Iterative Delexicalization for Improved Spoken Language Understanding
This addresses a key bottleneck for building robust spoken language and dialog systems, particularly in handling out-of-distribution slot values, though it is incremental as it builds on existing delexicalization techniques.
The paper tackles the problem of poor performance in RNN-based spoken language understanding models for slots with large semantic variability, especially out-of-vocabulary values, by proposing an iterative delexicalization algorithm that improves parsing performance, showing significant gains on benchmark and in-house datasets.
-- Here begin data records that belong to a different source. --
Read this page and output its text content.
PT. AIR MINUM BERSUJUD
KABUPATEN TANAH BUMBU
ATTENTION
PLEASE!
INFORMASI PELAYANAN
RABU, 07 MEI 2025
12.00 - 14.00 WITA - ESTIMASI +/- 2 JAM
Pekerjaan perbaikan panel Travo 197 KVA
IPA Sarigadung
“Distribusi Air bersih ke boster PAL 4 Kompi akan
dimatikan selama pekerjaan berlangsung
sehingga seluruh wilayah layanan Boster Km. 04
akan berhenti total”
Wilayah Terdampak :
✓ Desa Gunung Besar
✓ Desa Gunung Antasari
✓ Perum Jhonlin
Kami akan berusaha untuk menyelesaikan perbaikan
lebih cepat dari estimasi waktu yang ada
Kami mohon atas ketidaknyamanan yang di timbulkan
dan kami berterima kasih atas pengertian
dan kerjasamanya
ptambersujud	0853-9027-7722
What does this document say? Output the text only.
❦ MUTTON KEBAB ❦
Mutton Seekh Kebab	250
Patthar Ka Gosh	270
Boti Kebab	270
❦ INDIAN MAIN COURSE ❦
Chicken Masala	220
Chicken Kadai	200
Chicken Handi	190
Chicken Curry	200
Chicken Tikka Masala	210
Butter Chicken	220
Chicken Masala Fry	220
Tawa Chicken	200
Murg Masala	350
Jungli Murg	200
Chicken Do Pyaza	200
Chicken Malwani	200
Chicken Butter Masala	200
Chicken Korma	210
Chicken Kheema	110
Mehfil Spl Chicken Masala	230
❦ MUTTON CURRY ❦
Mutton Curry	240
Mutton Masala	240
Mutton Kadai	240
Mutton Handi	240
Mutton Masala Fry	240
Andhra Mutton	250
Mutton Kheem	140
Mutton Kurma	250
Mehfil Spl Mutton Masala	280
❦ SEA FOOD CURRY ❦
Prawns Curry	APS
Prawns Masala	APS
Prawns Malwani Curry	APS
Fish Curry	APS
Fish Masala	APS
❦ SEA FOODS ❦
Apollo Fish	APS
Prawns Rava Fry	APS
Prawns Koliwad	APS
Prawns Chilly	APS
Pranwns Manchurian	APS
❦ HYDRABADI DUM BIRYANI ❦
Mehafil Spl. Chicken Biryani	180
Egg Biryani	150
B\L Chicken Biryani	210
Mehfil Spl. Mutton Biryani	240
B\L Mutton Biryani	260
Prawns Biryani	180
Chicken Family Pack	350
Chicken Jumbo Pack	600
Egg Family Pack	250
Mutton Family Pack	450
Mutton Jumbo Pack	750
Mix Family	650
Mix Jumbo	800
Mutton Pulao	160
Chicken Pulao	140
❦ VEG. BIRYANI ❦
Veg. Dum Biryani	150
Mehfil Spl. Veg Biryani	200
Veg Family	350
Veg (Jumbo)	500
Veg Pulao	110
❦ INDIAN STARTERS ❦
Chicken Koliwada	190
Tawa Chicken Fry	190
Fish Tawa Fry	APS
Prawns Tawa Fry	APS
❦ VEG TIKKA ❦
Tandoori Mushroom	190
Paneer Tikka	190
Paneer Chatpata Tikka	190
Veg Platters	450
Recurrent neural network (RNN) based joint intent classification and slot tagging models have achieved tremendous success in recent years for building spoken language understanding and dialog systems. However, these models suffer from poor performance for slots which often encounter large semantic variability in slot values after deployment (e.g. message texts, partial movie/artist names). While greedy delexicalization of slots in the input utterance via substring matching can partly improve performance, it often produces incorrect input. Moreover, such techniques cannot delexicalize slots with out-of-vocabulary slot values not seen at training. In this paper, we propose a novel iterative delexicalization algorithm, which can accurately delexicalize the input, even with out-of-vocabulary slot values. Based on model confidence of the current delexicalized input, our algorithm improves delexicalization in every iteration to converge to the best input having the highest confidence. We show on benchmark and in-house datasets that our algorithm can greatly improve parsing performance for RNN based models, especially for out-of-distribution slot values.